The Human Condition begins and ends with a snowstorm. In between these two natural events are nine-and-a-half hours that make up one of the great epics in cinema, and easily one of the best war movies I've ever seen. Set during the end of World War II - and based on a similarly epic novel - the film tells the story of a Japanese man named Kaji, who goes from young worker to soldier to POW over the course of a few years. Initially an idealistic socialist and essentially a pacifist, Kaji is broken down into a cynical and vengeful wielder of justice, his only hope for humanity stuck on somehow returning to the wife he was forced to leave when he was drafted.

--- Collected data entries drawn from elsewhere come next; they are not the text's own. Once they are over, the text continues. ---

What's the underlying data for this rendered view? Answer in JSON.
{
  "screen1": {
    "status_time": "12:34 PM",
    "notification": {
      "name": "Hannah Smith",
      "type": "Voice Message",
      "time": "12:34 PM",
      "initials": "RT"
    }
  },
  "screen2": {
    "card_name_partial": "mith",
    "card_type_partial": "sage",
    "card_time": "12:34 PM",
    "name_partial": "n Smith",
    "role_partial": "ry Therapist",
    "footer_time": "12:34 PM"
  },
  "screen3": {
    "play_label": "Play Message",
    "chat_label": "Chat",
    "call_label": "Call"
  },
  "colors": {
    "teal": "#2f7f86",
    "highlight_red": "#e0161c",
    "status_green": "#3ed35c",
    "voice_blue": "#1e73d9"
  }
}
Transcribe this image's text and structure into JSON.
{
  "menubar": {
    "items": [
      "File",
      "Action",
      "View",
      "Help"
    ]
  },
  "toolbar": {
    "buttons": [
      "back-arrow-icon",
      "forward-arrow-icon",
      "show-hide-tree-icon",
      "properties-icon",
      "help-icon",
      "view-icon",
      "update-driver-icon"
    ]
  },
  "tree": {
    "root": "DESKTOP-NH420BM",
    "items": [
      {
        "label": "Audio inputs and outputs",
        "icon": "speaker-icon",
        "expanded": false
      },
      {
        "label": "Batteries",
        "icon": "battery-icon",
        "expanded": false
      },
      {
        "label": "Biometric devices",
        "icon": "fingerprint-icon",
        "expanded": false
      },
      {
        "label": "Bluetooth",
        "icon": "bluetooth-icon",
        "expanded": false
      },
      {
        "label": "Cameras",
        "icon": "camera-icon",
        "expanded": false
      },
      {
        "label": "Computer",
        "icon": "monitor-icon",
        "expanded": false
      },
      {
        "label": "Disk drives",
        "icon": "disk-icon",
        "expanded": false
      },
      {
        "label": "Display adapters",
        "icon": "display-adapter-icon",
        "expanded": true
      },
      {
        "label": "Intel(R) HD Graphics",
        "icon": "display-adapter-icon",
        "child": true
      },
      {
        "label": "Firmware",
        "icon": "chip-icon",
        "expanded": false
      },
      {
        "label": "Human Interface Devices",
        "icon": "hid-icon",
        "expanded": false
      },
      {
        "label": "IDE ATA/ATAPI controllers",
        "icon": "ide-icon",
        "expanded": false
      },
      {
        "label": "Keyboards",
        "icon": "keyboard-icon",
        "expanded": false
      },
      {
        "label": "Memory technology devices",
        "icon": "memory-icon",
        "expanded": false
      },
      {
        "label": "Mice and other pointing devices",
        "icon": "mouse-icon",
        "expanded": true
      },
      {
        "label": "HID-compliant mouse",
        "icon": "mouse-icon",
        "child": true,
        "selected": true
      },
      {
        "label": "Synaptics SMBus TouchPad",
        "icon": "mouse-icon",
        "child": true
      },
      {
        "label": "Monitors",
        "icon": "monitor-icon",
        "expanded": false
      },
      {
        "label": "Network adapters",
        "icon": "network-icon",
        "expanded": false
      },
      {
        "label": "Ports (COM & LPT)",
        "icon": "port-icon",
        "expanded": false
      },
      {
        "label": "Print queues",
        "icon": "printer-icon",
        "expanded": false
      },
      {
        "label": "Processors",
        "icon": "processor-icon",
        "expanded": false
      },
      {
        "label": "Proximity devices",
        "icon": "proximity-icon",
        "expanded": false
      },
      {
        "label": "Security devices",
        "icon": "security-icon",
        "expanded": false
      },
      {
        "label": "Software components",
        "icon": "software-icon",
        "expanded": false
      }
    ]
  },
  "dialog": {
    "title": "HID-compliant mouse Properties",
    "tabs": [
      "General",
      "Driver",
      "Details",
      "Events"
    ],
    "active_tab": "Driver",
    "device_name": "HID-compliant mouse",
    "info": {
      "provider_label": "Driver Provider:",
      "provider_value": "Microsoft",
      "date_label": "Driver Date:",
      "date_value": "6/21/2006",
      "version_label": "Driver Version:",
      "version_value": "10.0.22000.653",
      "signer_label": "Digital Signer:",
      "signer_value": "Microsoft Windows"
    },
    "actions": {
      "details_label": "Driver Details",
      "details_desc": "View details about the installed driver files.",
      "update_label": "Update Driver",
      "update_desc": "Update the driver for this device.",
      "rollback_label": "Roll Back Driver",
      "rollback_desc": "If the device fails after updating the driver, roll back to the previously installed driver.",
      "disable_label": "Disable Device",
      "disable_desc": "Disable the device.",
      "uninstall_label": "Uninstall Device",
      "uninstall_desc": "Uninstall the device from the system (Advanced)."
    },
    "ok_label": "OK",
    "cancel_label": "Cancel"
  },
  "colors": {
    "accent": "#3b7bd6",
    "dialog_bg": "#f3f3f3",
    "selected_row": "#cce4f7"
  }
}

Spread over six episodes, the movie is really made up of three sections: Kaji at work trying to reform the labor practices of his company and attempting to help Chinese prisoners gain better conditions, Kaji being drafted into the military and facing the even more difficult authoritarian structure of the army, and finally Kaji wandering the countryside desperate to survive at any cost. Despite its lengthy running time, there are no lulls in the action, and each section has its own unique twist that keeps the running themes from feeling too repetitive. Still, the constant moral and social defeats Kaji faces can be draining, and the film is certainly difficult to watch at times.
Kobayashi's other masterpieces, Samurai Rebellion and Harakiri, cover similar themes of corrupt systems destroying the individual, and The Human Condition is at its core anti-authoritarian. Yet those later films couched their criticisms in the cinematic tropes most familiar to audiences. Here, there is no metaphor to shield you from the truth: war isn't hell, it's society at its most obvious and inevitable conclusion. As a true humanist, Kobayashi doesn't set Koji up as a Jesus figure, but he also doesn't shy away from showing the true horrors human beings are willing to stoop to when they are unfettered. Over the course of the film, Koji meets many good people, some of whom grow and evolve as they gain new experiences. But The Human Condition does not fault evil men for doing what they want any more than it faults good men for being unable to stop them. The movie instead condemns a system that doesn't allow good to prevail, and in fact rewards evil. In war and peace alike, rationality and power are divorced, so justice dies. Koji slowly realizes this truth is universal when he is captured by the Soviets, whom he had formerly held up in his mind as the ideal, having bought the bill of goods sold to so many left-sympathizers of his generation. By this time, he is a broken man, uncertain of even his own chance for redemption.
The Human Condition offers no answers, and in fact asks very few questions. Instead, it hopes for the possibility of redemption through personal growth. When faced with such injustice and despair, all anyone can do is look inside themselves. That's what Kobayashi did when he made this film, and any viewer who makes it through its entire running time can hope to come out the other side a little more aware of their own humanity.